Two testbeds have been built and operated within the above mentioned research project EASY-C. One of them is the testbed in downtown Dresden Germany, using existing 2G/3G network sites of operators Vodafone and T-Mobile. Both operators are also involved in the trials. An additional testbed focused on applications enabled through LTE and advanced concepts is being set up in Berlin. The chosen testbed location in downtown Dresden covers various propagation conditions, which are of special interest for evaluation of fourth-generation (4G) systems with MIMO links and interference conditions typical in frequency reuse one networks like LTE, and for the development of advanced algorithms such as cooperative MIMO:

  • A representative area of a medium-sized European city
  • Hills in the south causing signal reflections
  • A river through the city causing superrefractions and tropospheric refraction
  • Urban areas with multistory buildings, leading to shadowing effects
  • An average intersite distance of 500 m

The testbed is being built in three phases.

In the first phase, one site with three cells started operating in April 2008. As shown in the picture below, this central site is located near Dresden’s main railway station.

EASY-C cell structure downtown Dresden
The antenna height is 55 m. The second phase will cover a tier of sites around this central site and consist of six sites with a total of 18 cells. In the final stage the testbed will comprise 10 sites with a total of 25 cells. Additional interferers will surround outer cells in order to emulate the interference intensity and distribution of a network with three tiers of sites. Such a rather extensive setup is necessary to capture all effects of a real-world deployment. For extraordinary test and R&D activities, a cellular EASYC infrastructure is also located on the TUD campus, the so called EASY-C outdoor lab. The outdoor lab is operated by the Vodafone Chair team and can be used more independently from the downtown testbed which requires extensive coordination throughout the EASY-C consortium.

EASYC - Contribution for CREW

The TUD contribution will be based on the EASY-C campus infrastructure, i.e, the EASY-C outdoor lab test bed which is directly operated by the Vodafone Chair research team. An LTE-like cellular infrastructure will be used where relevant network parameters are measured such as frame error rates, outage events, throughput or latency. One base station at rooftop level will be used which serves multiple UEs. This BS resides at the faculty of electrical engineering and information technology, TUD. Stationary and mobile user equipment will be used. Below are depicted, from left to right: mobile test UE, base station equipment, UE lab equipment.

EASY-C test equipment.

External users of the TUD test bed will install their own equipment at the TUD test site.
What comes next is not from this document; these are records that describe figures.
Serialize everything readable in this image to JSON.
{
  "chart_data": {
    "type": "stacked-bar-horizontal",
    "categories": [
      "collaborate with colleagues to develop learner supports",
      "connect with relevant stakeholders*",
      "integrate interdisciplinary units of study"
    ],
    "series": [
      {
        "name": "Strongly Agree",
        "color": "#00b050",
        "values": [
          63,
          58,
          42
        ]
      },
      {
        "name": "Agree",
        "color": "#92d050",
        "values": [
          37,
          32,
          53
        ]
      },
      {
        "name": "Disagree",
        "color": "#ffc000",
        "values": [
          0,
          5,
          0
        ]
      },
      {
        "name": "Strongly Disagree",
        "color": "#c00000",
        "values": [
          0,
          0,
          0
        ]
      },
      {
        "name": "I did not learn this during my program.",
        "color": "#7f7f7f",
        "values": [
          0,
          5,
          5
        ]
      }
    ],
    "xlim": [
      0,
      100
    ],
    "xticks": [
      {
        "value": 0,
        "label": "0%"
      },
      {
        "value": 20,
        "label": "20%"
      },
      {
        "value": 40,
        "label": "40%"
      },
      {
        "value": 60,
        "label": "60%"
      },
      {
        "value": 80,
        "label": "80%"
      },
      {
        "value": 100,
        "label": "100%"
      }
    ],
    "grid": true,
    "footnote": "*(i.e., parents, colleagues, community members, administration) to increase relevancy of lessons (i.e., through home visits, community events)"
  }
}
A predefined test setup is used which provides well defined and reproducible EASY-C LTE traffic – good for the CREW cognitive radio benchmarking initiative. The LTE network parameters are constantly monitored and recorded. The CR transceivers are then activated where the LTE performance parameters are compared for the non-CR and CR case. Hence, it will be possible to benchmark the impact of various CR schemes on a cellular infrastructure through a well defined set of reproducible test setups.

The Vodafone Chair as research facility will develop cognitive radio test cases as well. The envisaged algorithms will sense the quality of the analog transceiver frontends – an ambitious goal related to the well known Dirty-RF1 paradigm. Taking into account the transceivers quality, new and more precise cognitive radio decision making and resource allocation will become possible.